Why is it important to handle removal of "less then two matches" in the same data step?

I'd like to understand how much this problem is performance(memory, CPU) focused.

The problem here is, that in the current code, when I discover a match, I immediately output it. If later it turns out, it is the only match, I cannot revoke it.

So instead of outputing, you should rather store it in memory (in a hash object, or in an array, or if it is really just 1 observation: in a temporary variable).

Then you should output it when it turns out, there are really enough matches. (Otherwise you just clear the hash, empty the array or variable.)

Unfortunately approach 1 (and also 2 and 3) is a bit more coding work.

But I rather adapted 's idea and code. It is much more easy to adapt to your needs. For example one additional line to exclude ids with less then 2 matches.

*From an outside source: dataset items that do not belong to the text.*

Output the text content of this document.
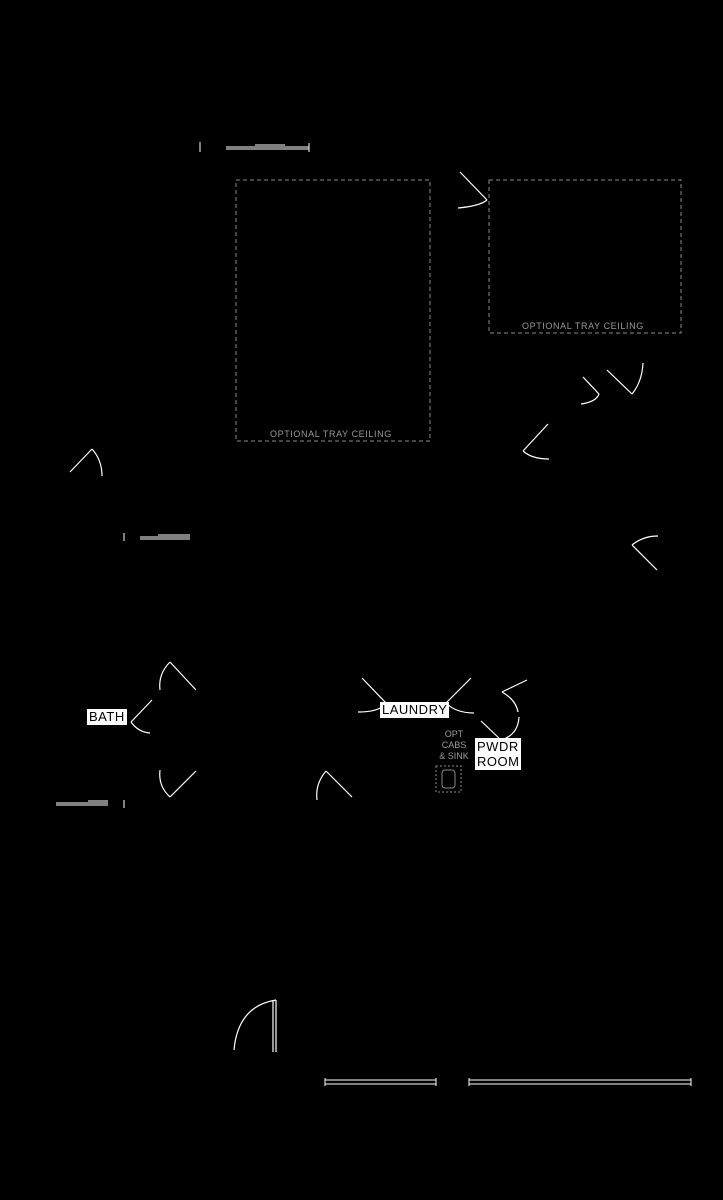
OPTIONAL TRAY CEILING
OPTIONAL TRAY CEILING
BATH	LAUNDRY
PWDR
ROOM
OPT
CABS
& SINK
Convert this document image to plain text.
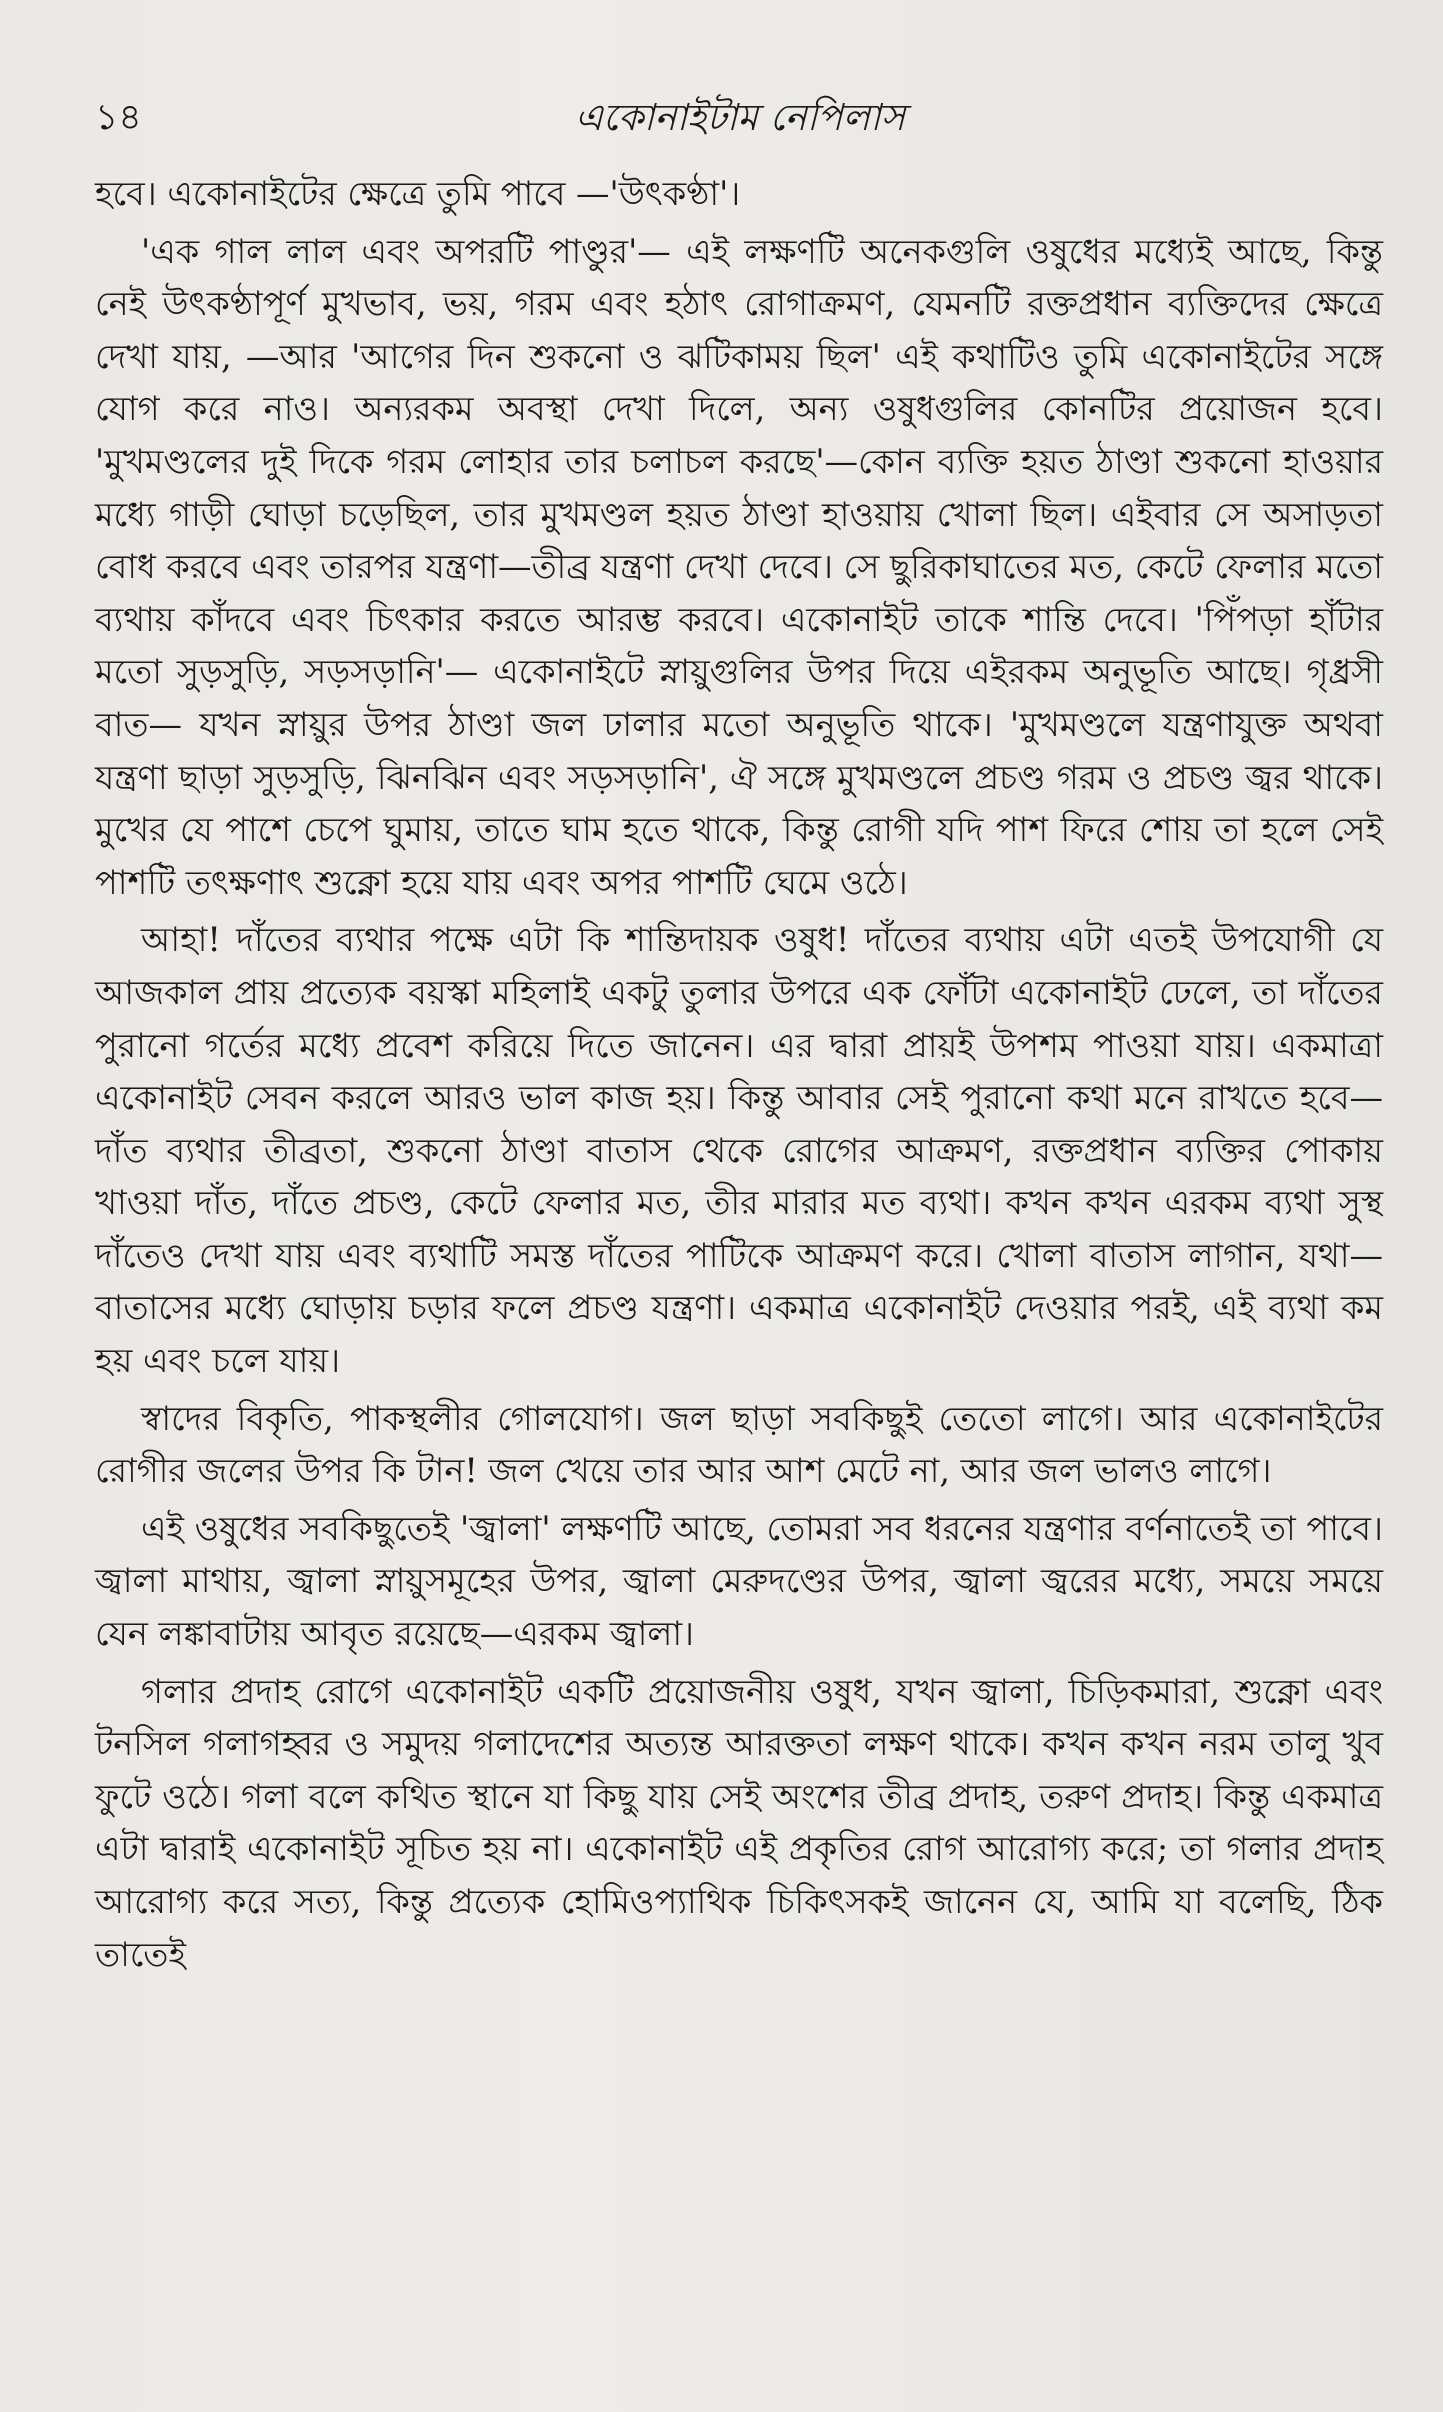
১৪	একোনাইটাম নেপিলাস

হবে। একোনাইটের ক্ষেত্রে তুমি পাবে —'উৎকণ্ঠা'।

'এক গাল লাল এবং অপরটি পাণ্ডুর'— এই লক্ষণটি অনেকগুলি ওষুধের মধ্যেই আছে, কিন্তু নেই উৎকণ্ঠাপূর্ণ মুখভাব, ভয়, গরম এবং হঠাৎ রোগাক্রমণ, যেমনটি রক্তপ্রধান ব্যক্তিদের ক্ষেত্রে দেখা যায়, —আর 'আগের দিন শুকনো ও ঝটিকাময় ছিল' এই কথাটিও তুমি একোনাইটের সঙ্গে যোগ করে নাও। অন্যরকম অবস্থা দেখা দিলে, অন্য ওষুধগুলির কোনটির প্রয়োজন হবে। 'মুখমণ্ডলের দুই দিকে গরম লোহার তার চলাচল করছে'—কোন ব্যক্তি হয়ত ঠাণ্ডা শুকনো হাওয়ার মধ্যে গাড়ী ঘোড়া চড়েছিল, তার মুখমণ্ডল হয়ত ঠাণ্ডা হাওয়ায় খোলা ছিল। এইবার সে অসাড়তা বোধ করবে এবং তারপর যন্ত্রণা—তীব্র যন্ত্রণা দেখা দেবে। সে ছুরিকাঘাতের মত, কেটে ফেলার মতো ব্যথায় কাঁদবে এবং চিৎকার করতে আরম্ভ করবে। একোনাইট তাকে শান্তি দেবে। 'পিঁপড়া হাঁটার মতো সুড়সুড়ি, সড়সড়ানি'— একোনাইটে স্নায়ুগুলির উপর দিয়ে এইরকম অনুভূতি আছে। গৃধ্রসী বাত— যখন স্নায়ুর উপর ঠাণ্ডা জল ঢালার মতো অনুভূতি থাকে। 'মুখমণ্ডলে যন্ত্রণাযুক্ত অথবা যন্ত্রণা ছাড়া সুড়সুড়ি, ঝিনঝিন এবং সড়সড়ানি', ঐ সঙ্গে মুখমণ্ডলে প্রচণ্ড গরম ও প্রচণ্ড জ্বর থাকে। মুখের যে পাশে চেপে ঘুমায়, তাতে ঘাম হতে থাকে, কিন্তু রোগী যদি পাশ ফিরে শোয় তা হলে সেই পাশটি তৎক্ষণাৎ শুক্নো হয়ে যায় এবং অপর পাশটি ঘেমে ওঠে।

আহা! দাঁতের ব্যথার পক্ষে এটা কি শান্তিদায়ক ওষুধ! দাঁতের ব্যথায় এটা এতই উপযোগী যে আজকাল প্রায় প্রত্যেক বয়স্কা মহিলাই একটু তুলার উপরে এক ফোঁটা একোনাইট ঢেলে, তা দাঁতের পুরানো গর্তের মধ্যে প্রবেশ করিয়ে দিতে জানেন। এর দ্বারা প্রায়ই উপশম পাওয়া যায়। একমাত্রা একোনাইট সেবন করলে আরও ভাল কাজ হয়। কিন্তু আবার সেই পুরানো কথা মনে রাখতে হবে—দাঁত ব্যথার তীব্রতা, শুকনো ঠাণ্ডা বাতাস থেকে রোগের আক্রমণ, রক্তপ্রধান ব্যক্তির পোকায় খাওয়া দাঁত, দাঁতে প্রচণ্ড, কেটে ফেলার মত, তীর মারার মত ব্যথা। কখন কখন এরকম ব্যথা সুস্থ দাঁতেও দেখা যায় এবং ব্যথাটি সমস্ত দাঁতের পাটিকে আক্রমণ করে। খোলা বাতাস লাগান, যথা—বাতাসের মধ্যে ঘোড়ায় চড়ার ফলে প্রচণ্ড যন্ত্রণা। একমাত্র একোনাইট দেওয়ার পরই, এই ব্যথা কম হয় এবং চলে যায়।

স্বাদের বিকৃতি, পাকস্থলীর গোলযোগ। জল ছাড়া সবকিছুই তেতো লাগে। আর একোনাইটের রোগীর জলের উপর কি টান! জল খেয়ে তার আর আশ মেটে না, আর জল ভালও লাগে।

এই ওষুধের সবকিছুতেই 'জ্বালা' লক্ষণটি আছে, তোমরা সব ধরনের যন্ত্রণার বর্ণনাতেই তা পাবে। জ্বালা মাথায়, জ্বালা স্নায়ুসমূহের উপর, জ্বালা মেরুদণ্ডের উপর, জ্বালা জ্বরের মধ্যে, সময়ে সময়ে যেন লঙ্কাবাটায় আবৃত রয়েছে—এরকম জ্বালা।

গলার প্রদাহ রোগে একোনাইট একটি প্রয়োজনীয় ওষুধ, যখন জ্বালা, চিড়িকমারা, শুক্নো এবং টনসিল গলাগহ্বর ও সমুদয় গলাদেশের অত্যন্ত আরক্ততা লক্ষণ থাকে। কখন কখন নরম তালু খুব ফুটে ওঠে। গলা বলে কথিত স্থানে যা কিছু যায় সেই অংশের তীব্র প্রদাহ, তরুণ প্রদাহ। কিন্তু একমাত্র এটা দ্বারাই একোনাইট সূচিত হয় না। একোনাইট এই প্রকৃতির রোগ আরোগ্য করে; তা গলার প্রদাহ আরোগ্য করে সত্য, কিন্তু প্রত্যেক হোমিওপ্যাথিক চিকিৎসকই জানেন যে, আমি যা বলেছি, ঠিক তাতেই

Also I think this program uses a better heuristic (if you want to minimize the sum of distances): it is "more greedy" then my program, because it starts with the smallest overall distance.

PROC SQL;

create table t_c as

select a.id1, b.id2, a.score1, b.score2,

(a.score1-b.score2) as difx,

abs(a.score1-b.score2) as difa

from data1 a, data2 b

where (-0.01 <= (a.score1-b.score2) <=0.01)

group by id1

having count(*)>=2 /*exclude ids with less then 2 matches*/

order by difa;

QUIT;

data t_want(keep=id1 id2 difa difx score1 score2);

retain one 1;

length numCon1 numCon2 8;

if _N_=1 then do;

declare hash h1(multidata:'N', suminc:'one');/*This will use a counter for each ID: counting how many times it was used*/

h1.definekey('id1');

h1.definedone();

declare hash h2(multidata:'N', suminc:'one');/*This will use a counter for each ID: counting how many times it was used*/

h2.definekey('id2');

h2.definedone();

end;

do until(0);

set t_c;

h1.ref();

h1.sum(sum:numCon1);

h2.ref();

h2.sum(sum:numCon2);

if (numCon1<=2 and numCon2<=1) then do;

output;

end;

run;